Vast armies of enforcers roam the planet, and hundreds of thousands of drug offenders rot in prison, but the last time anybody took an honest look (2007), the street price of cocaine in the US had fallen by half since 1984. The Colombian cartels, which rode to power on the strength of their willingness to kill in the early 1980s, no longer control that beleaguered nation. But Mexico is a battleground on which some 45,000 people have already died—and democracy isn’t far behind. Let’s not forget Afghanistan (if only we could…), where heroin traffickers own the economy and the government.
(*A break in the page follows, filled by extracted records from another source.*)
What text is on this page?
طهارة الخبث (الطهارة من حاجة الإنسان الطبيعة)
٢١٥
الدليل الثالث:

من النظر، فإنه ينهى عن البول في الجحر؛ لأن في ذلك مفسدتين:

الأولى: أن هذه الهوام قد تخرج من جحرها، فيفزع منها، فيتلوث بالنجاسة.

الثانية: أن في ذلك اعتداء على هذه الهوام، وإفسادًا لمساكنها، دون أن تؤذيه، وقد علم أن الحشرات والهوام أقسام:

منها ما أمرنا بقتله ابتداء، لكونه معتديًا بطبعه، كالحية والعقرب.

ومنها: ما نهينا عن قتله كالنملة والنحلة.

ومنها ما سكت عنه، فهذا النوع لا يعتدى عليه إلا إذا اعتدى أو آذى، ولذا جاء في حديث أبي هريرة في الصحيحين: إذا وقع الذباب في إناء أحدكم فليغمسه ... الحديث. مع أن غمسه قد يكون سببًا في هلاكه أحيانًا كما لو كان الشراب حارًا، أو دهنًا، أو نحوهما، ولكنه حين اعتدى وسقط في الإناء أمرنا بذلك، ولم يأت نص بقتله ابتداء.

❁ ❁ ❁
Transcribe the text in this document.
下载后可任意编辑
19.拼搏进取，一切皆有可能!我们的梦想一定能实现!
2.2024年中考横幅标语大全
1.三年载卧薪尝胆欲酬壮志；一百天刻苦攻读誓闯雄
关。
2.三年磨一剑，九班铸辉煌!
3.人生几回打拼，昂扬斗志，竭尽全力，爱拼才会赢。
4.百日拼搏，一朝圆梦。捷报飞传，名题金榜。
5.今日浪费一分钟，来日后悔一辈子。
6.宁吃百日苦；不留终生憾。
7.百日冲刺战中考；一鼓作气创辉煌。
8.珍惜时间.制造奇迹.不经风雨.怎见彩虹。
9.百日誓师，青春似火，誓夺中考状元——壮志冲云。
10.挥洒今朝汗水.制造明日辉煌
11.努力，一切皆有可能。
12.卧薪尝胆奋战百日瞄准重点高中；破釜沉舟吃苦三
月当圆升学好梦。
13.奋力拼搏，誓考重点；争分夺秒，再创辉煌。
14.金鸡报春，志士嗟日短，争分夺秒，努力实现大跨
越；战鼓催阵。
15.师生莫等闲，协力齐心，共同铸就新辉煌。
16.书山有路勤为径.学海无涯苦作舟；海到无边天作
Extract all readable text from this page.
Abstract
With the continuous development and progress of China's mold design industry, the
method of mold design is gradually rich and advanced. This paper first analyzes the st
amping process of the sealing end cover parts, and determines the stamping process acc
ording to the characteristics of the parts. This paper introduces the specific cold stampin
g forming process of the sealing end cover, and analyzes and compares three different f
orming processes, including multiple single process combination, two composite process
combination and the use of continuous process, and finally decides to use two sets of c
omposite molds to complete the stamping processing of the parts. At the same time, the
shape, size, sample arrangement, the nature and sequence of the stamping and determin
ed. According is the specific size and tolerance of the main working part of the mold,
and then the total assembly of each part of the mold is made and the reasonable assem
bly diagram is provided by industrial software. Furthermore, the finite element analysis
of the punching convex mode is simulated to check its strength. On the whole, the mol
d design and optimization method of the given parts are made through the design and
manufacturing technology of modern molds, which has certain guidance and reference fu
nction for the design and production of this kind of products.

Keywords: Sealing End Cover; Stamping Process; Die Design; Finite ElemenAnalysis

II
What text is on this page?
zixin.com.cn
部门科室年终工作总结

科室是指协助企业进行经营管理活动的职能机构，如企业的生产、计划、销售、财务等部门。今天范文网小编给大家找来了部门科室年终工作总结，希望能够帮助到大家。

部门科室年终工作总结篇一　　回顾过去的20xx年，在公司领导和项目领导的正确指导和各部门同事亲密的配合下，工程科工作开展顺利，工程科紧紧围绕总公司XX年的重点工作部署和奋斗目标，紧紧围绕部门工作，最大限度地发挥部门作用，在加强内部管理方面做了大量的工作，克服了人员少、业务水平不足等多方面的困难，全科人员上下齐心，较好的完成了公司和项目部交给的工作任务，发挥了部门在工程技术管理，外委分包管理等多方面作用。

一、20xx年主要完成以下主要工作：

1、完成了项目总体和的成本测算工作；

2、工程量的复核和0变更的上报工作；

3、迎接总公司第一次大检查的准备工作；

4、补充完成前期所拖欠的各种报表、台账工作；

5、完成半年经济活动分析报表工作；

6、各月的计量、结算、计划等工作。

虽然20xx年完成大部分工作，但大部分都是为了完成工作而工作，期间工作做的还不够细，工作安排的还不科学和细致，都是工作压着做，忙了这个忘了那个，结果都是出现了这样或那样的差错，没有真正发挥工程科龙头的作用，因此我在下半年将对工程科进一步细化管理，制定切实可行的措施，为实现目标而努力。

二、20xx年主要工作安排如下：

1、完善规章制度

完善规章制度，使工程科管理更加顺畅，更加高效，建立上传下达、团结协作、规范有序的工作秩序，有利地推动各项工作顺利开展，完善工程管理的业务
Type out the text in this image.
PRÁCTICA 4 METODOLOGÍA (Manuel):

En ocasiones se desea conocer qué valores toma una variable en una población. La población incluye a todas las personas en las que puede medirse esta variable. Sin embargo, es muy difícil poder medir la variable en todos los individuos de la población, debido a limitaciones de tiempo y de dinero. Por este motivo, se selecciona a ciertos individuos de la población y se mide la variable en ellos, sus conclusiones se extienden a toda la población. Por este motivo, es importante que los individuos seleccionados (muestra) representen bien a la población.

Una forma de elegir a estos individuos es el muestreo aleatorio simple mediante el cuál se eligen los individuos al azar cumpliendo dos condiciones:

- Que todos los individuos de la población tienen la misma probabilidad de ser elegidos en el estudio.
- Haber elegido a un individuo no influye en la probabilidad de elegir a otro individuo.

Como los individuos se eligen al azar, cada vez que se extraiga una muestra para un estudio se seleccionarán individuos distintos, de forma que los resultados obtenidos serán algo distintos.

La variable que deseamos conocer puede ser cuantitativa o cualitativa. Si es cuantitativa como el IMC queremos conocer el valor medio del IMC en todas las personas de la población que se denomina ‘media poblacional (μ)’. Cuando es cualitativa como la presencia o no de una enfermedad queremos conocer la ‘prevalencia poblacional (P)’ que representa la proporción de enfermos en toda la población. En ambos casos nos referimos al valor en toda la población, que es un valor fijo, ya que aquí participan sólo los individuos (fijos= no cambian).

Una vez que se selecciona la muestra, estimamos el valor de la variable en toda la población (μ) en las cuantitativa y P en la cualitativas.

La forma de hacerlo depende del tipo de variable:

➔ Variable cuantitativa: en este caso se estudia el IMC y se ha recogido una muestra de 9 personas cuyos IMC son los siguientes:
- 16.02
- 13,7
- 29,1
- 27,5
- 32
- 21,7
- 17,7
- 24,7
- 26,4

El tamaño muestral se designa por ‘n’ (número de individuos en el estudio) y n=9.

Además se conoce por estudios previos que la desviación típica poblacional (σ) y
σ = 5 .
The reason, on reflection, is obvious: Eliminating the supply of extraordinarily valuable drugs that can be made/grown almost anywhere without modern technology, is nearly impossible. Ironically, we may be lucky that prohibition is such a stretch. Since the demand for most drugs is inelastic with respect to price, the more you restrict supply, the greater the total revenue from sales and the more cash available to fuel the crime syndicates.
Ah, but there is no alternative, policymakers say. Yes, easing restrictions on the sale and production of drugs would dramatically reduce their price, denying the criminals both revenues and incentives to do violence. But an end (or easing) of prohibition is out of the question because more people would abuse drugs.
The part about abuse is true. But, in the end, the only sane drug policy is a balancing act that goes by the name “harm minimization.” Accepting war-as-usual means keeping hundreds of thousands of young (mostly black and Latino) men in prison at inconceivable expense. It means collateral damage (again, disproportionately to blacks and Latinos) in the form of street violence. And it means ruin for Mexico, Afghanistan and who-knows-where next.
A realistic policy means something between outright legalization and outright prohibition. And finding that middle ground—where teenagers have minimal access and adults have more, where some drugs are not as illegal as others, where enforcement efforts are calibrated according to priorities and the risk of collateral damage, where the lives of the citizens of other countries count as much as our own—would hardly be easy. But there are ideas out there, and not all of them amount to stop worrying and learn to live with drug abuse. Check out, for example, the rather hawkish approaches offered by UCLA’s Mark Kleiman.
But sanity, we are aware, is in short supply these days—especially in Washington. Probably the only reason for hope is the (local, state and federal) budget crunch. The war on drugs may be ineffectual, but it sure is expensive.